Arthritis can limit patients’ range of motion. “After they are anesthetized, patients can’t complain when a stiff joint gets moved too far,” Fawcett said. Nurses who know about these limitations “can be more careful during surgery, in the event that they have to reposition a patient’s limb to allow the surgeon better access to the surgery field,” she said. “We can protect those tender parts with more padding, particularly under elbows or wrists.”
Conversely, the fat that seemingly “pads” an overweight patient doesn’t necessarily protect them from pressure injuries during surgery. “The bodies of obese patients might not fit on standard-size OR beds,” Fawcett said. “There will be pressure points where the body hangs over the edge of the bed.”
Additionally, obese people have more skin to be fed by their arteries, so they have less overall blood circulation to bring oxygen to muscles under pressure, according to Fawcett. Skin blood flow “isn’t an area where a lot of people have done research,” she said. Fawcett wants to earn certification in the use of a laser Doppler, which measures blood flow at the site of pressure. She also wants to be certified in thermography—measurement of a body’s heat, a factor that can aggravate pressure injuries.

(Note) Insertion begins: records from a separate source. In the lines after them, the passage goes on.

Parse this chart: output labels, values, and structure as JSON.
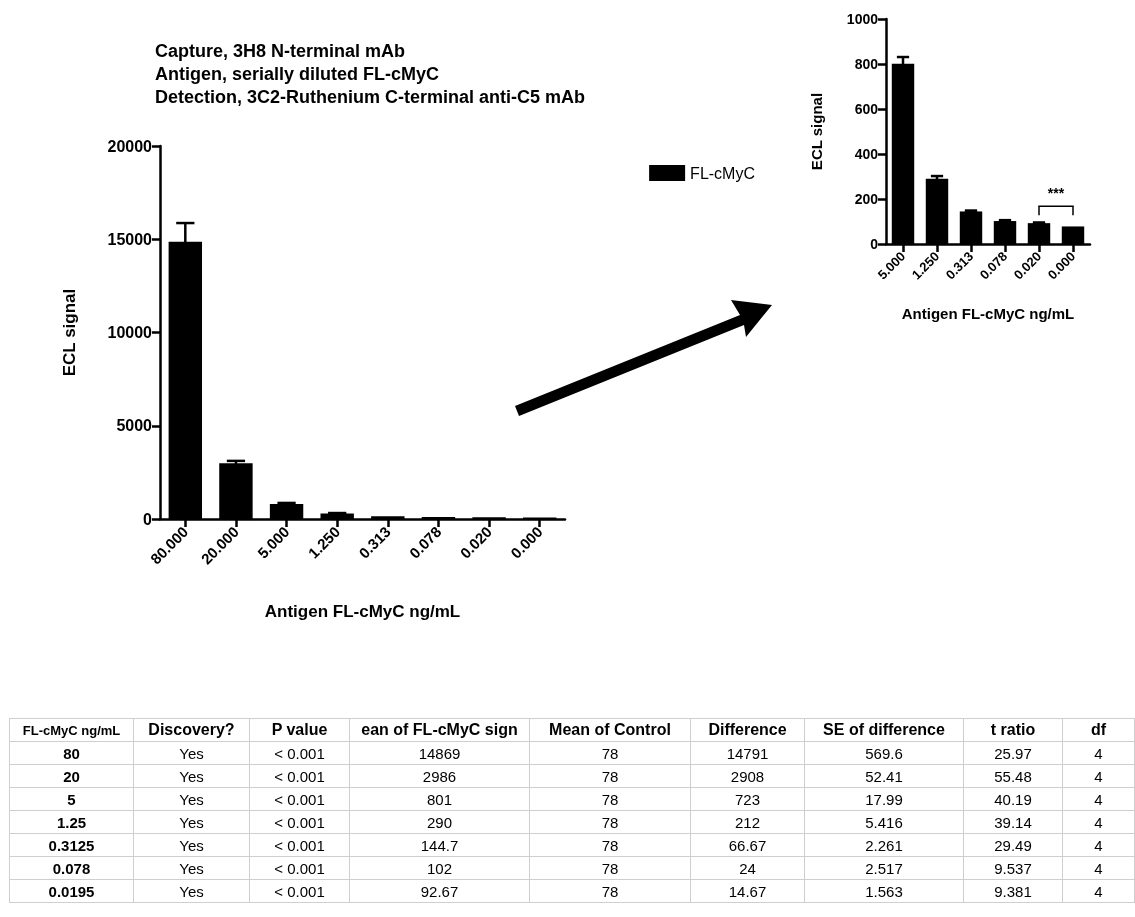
{
  "chart_data": [
    {
      "type": "bar",
      "title": "Capture, 3H8 N-terminal mAb\nAntigen, serially diluted FL-cMyC\nDetection, 3C2-Ruthenium C-terminal anti-C5 mAb",
      "xlabel": "Antigen FL-cMyC ng/mL",
      "ylabel": "ECL signal",
      "categories": [
        "80.000",
        "20.000",
        "5.000",
        "1.250",
        "0.313",
        "0.078",
        "0.020",
        "0.000"
      ],
      "series": [
        {
          "name": "FL-cMyC",
          "color": "#000000",
          "values": [
            14869,
            2986,
            801,
            290,
            144.7,
            102,
            92.67,
            78
          ],
          "errors": [
            1000,
            130,
            60,
            30,
            null,
            null,
            null,
            null
          ]
        }
      ],
      "ylim": [
        0,
        20000
      ],
      "yticks": [
        0,
        5000,
        10000,
        15000,
        20000
      ],
      "legend": "top right"
    },
    {
      "type": "bar",
      "xlabel": "Antigen FL-cMyC ng/mL",
      "ylabel": "ECL signal",
      "categories": [
        "5.000",
        "1.250",
        "0.313",
        "0.078",
        "0.020",
        "0.000"
      ],
      "values": [
        801,
        290,
        144.7,
        102,
        92.67,
        78
      ],
      "errors": [
        30,
        12,
        4,
        4,
        3,
        null
      ],
      "color": "#000000",
      "ylim": [
        0,
        1000
      ],
      "yticks": [
        0,
        200,
        400,
        600,
        800,
        1000
      ],
      "annotations": [
        "***"
      ]
    },
    {
      "type": "other",
      "categories": [
        "FL-cMyC ng/mL",
        "Discovery?",
        "P value",
        "ean of FL-cMyC sign",
        "Mean of Control",
        "Difference",
        "SE of difference",
        "t ratio",
        "df"
      ],
      "cell_labels": [
        [
          "80",
          "Yes",
          "< 0.001",
          "14869",
          "78",
          "14791",
          "569.6",
          "25.97",
          "4"
        ],
        [
          "20",
          "Yes",
          "< 0.001",
          "2986",
          "78",
          "2908",
          "52.41",
          "55.48",
          "4"
        ],
        [
          "5",
          "Yes",
          "< 0.001",
          "801",
          "78",
          "723",
          "17.99",
          "40.19",
          "4"
        ],
        [
          "1.25",
          "Yes",
          "< 0.001",
          "290",
          "78",
          "212",
          "5.416",
          "39.14",
          "4"
        ],
        [
          "0.3125",
          "Yes",
          "< 0.001",
          "144.7",
          "78",
          "66.67",
          "2.261",
          "29.49",
          "4"
        ],
        [
          "0.078",
          "Yes",
          "< 0.001",
          "102",
          "78",
          "24",
          "2.517",
          "9.537",
          "4"
        ],
        [
          "0.0195",
          "Yes",
          "< 0.001",
          "92.67",
          "78",
          "14.67",
          "1.563",
          "9.381",
          "4"
        ]
      ]
    }
  ]
}
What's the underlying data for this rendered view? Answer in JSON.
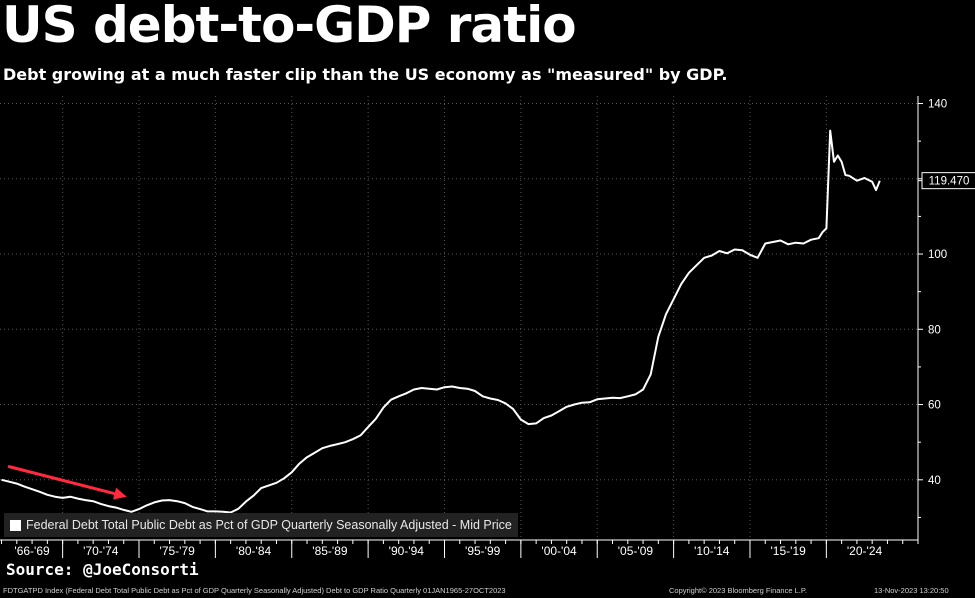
{
  "title": "US debt-to-GDP ratio",
  "subtitle": "Debt growing at a much faster clip than the US economy as \"measured\" by GDP.",
  "source": "Source: @JoeConsorti",
  "footer": {
    "left": "FDTGATPD Index (Federal Debt Total Public Debt as Pct of GDP Quarterly Seasonally Adjusted) Debt to GDP Ratio  Quarterly 01JAN1965-27OCT2023",
    "middle": "Copyright© 2023 Bloomberg Finance L.P.",
    "right": "13-Nov-2023 13:20:50"
  },
  "colors": {
    "background": "#000000",
    "line": "#ffffff",
    "arrow": "#ff2a40",
    "grid": "#555555"
  },
  "chart_data": {
    "type": "line",
    "xlim": [
      1965.9,
      2026.0
    ],
    "ylim": [
      24,
      142
    ],
    "y_ticks": [
      40,
      60,
      80,
      100,
      120,
      140
    ],
    "x_tick_labels": [
      "'66-'69",
      "'70-'74",
      "'75-'79",
      "'80-'84",
      "'85-'89",
      "'90-'94",
      "'95-'99",
      "'00-'04",
      "'05-'09",
      "'10-'14",
      "'15-'19",
      "'20-'24"
    ],
    "x_tick_spans": [
      [
        1966,
        1970
      ],
      [
        1970,
        1975
      ],
      [
        1975,
        1980
      ],
      [
        1980,
        1985
      ],
      [
        1985,
        1990
      ],
      [
        1990,
        1995
      ],
      [
        1995,
        2000
      ],
      [
        2000,
        2005
      ],
      [
        2005,
        2010
      ],
      [
        2010,
        2015
      ],
      [
        2015,
        2020
      ],
      [
        2020,
        2025
      ]
    ],
    "last_value_label": "119.470",
    "grid": true,
    "y_axis_side": "right",
    "legend": {
      "position": "bottom-left",
      "entries": [
        "Federal Debt Total Public Debt as Pct of GDP Quarterly Seasonally Adjusted - Mid Price"
      ]
    },
    "annotation": {
      "type": "arrow",
      "from": [
        1966.5,
        43.5
      ],
      "to": [
        1974.2,
        35.5
      ]
    },
    "series": [
      {
        "x": [
          1966.0,
          1966.5,
          1967.0,
          1967.5,
          1968.0,
          1968.5,
          1969.0,
          1969.5,
          1970.0,
          1970.5,
          1971.0,
          1971.5,
          1972.0,
          1972.5,
          1973.0,
          1973.5,
          1974.0,
          1974.5,
          1975.0,
          1975.5,
          1976.0,
          1976.5,
          1977.0,
          1977.5,
          1978.0,
          1978.5,
          1979.0,
          1979.5,
          1980.0,
          1980.5,
          1981.0,
          1981.5,
          1982.0,
          1982.5,
          1983.0,
          1983.5,
          1984.0,
          1984.5,
          1985.0,
          1985.5,
          1986.0,
          1986.5,
          1987.0,
          1987.5,
          1988.0,
          1988.5,
          1989.0,
          1989.5,
          1990.0,
          1990.5,
          1991.0,
          1991.5,
          1992.0,
          1992.5,
          1993.0,
          1993.5,
          1994.0,
          1994.5,
          1995.0,
          1995.5,
          1996.0,
          1996.5,
          1997.0,
          1997.5,
          1998.0,
          1998.5,
          1999.0,
          1999.5,
          2000.0,
          2000.5,
          2001.0,
          2001.5,
          2002.0,
          2002.5,
          2003.0,
          2003.5,
          2004.0,
          2004.5,
          2005.0,
          2005.5,
          2006.0,
          2006.5,
          2007.0,
          2007.5,
          2008.0,
          2008.5,
          2009.0,
          2009.5,
          2010.0,
          2010.5,
          2011.0,
          2011.5,
          2012.0,
          2012.5,
          2013.0,
          2013.5,
          2014.0,
          2014.5,
          2015.0,
          2015.5,
          2016.0,
          2016.5,
          2017.0,
          2017.5,
          2018.0,
          2018.5,
          2019.0,
          2019.5,
          2019.75,
          2020.0,
          2020.25,
          2020.5,
          2020.75,
          2021.0,
          2021.25,
          2021.5,
          2022.0,
          2022.5,
          2023.0,
          2023.25,
          2023.5
        ],
        "values": [
          40.0,
          39.5,
          39.0,
          38.2,
          37.5,
          36.8,
          36.0,
          35.5,
          35.2,
          35.5,
          35.0,
          34.6,
          34.3,
          33.6,
          33.0,
          32.6,
          32.0,
          31.5,
          32.2,
          33.2,
          34.0,
          34.5,
          34.6,
          34.3,
          33.8,
          32.8,
          32.2,
          31.6,
          31.6,
          31.5,
          31.3,
          32.3,
          34.2,
          35.8,
          37.8,
          38.5,
          39.2,
          40.4,
          42.0,
          44.3,
          46.0,
          47.2,
          48.4,
          49.0,
          49.5,
          50.0,
          50.8,
          51.8,
          54.0,
          56.2,
          59.2,
          61.3,
          62.2,
          63.0,
          64.0,
          64.4,
          64.2,
          64.0,
          64.6,
          64.8,
          64.4,
          64.2,
          63.6,
          62.2,
          61.6,
          61.2,
          60.3,
          58.8,
          56.0,
          54.8,
          55.0,
          56.4,
          57.1,
          58.2,
          59.4,
          60.0,
          60.5,
          60.6,
          61.4,
          61.6,
          61.8,
          61.7,
          62.2,
          62.7,
          64.0,
          68.0,
          78.0,
          84.0,
          88.0,
          92.0,
          95.0,
          97.0,
          99.0,
          99.6,
          100.8,
          100.2,
          101.2,
          101.0,
          99.8,
          99.0,
          102.8,
          103.2,
          103.6,
          102.6,
          103.0,
          102.8,
          103.8,
          104.2,
          105.8,
          106.8,
          132.8,
          124.5,
          126.2,
          124.5,
          121.0,
          120.8,
          119.5,
          120.2,
          119.2,
          117.0,
          119.5
        ]
      }
    ]
  }
}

Fawcett has presented her dissertation findings at hospitals in Kentucky, South Carolina and Virginia, and at the 2004 IUPUI Research Symposium. Audiences seemed very interested, reflecting health care’s current “intense focus on patient safety,” Fawcett said. “The feeling is, ‘If you can prevent an injury, let’s prevent it.’ Knowledge is the best preventative.”

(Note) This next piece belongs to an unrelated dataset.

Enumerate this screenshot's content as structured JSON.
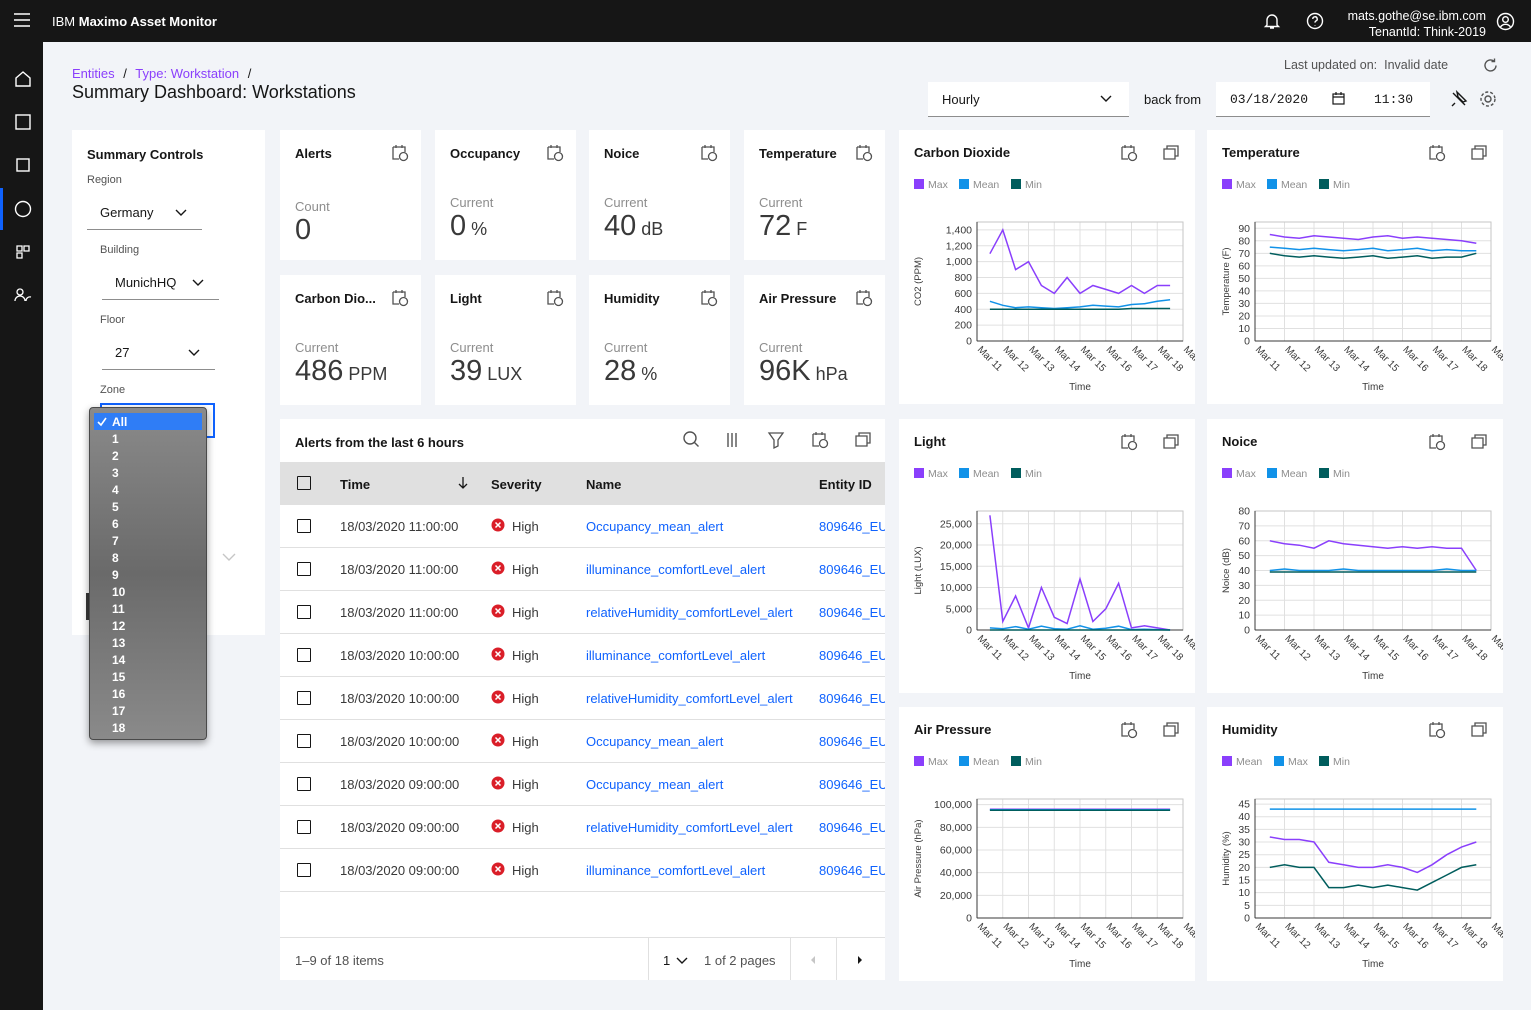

Hill-Rom, an Indiana manufacturer of hospital beds and other medical supplies, hired Fawcett to make five presentations of her research at a national conference for perioperative nurses in Dallas last year. Hill-Rom shared some of its equipment knowledge with Fawcett and, along with IU Hospital in Indianapolis, donated the pressure-reducing surfaces that she compared in her studies. The company did not fund the actual research, Fawcett stressed. “If they had funded it, they could have controlled what I can publish.”
A past national officer of the American Association of Perioperative Nurses (AORN), Fawcett continues her active involvement as chairperson of the association’s academic task force. The committee is trying to address the fact that many U.S. schools of nursing have dropped surgery as a specific curricular focus. “Students may get a brief clinical experience in a surgery unit as part of another nursing focus, but few are getting extended exposure to the discipline. Curricula are crammed full, and schools argue that they can’t add an operating room clinical experience,” Fawcett said.
The average age of operating nurses in the United States is higher than the overall average age of all nurses, which indicates that fewer new nursing graduates are entering the field. To make up for the lack of specific OR education at university levels, she said, nurses hired for surgical positions today typically don’t start actual work for six months to a year, while they completed on-site training at their hospital.
AORN is putting together a database of schools that offer OR education as an elective. The group has also documented that fewer OR nurses are opting to teach in schools of nursing, so there is less mentoring of students to enter surgical nursing. Fawcett and Diana Sullivan, an operating room nurse at IU Hospital, plan future research on nursing faculty attitudes toward providing longer clinical experience in operating rooms.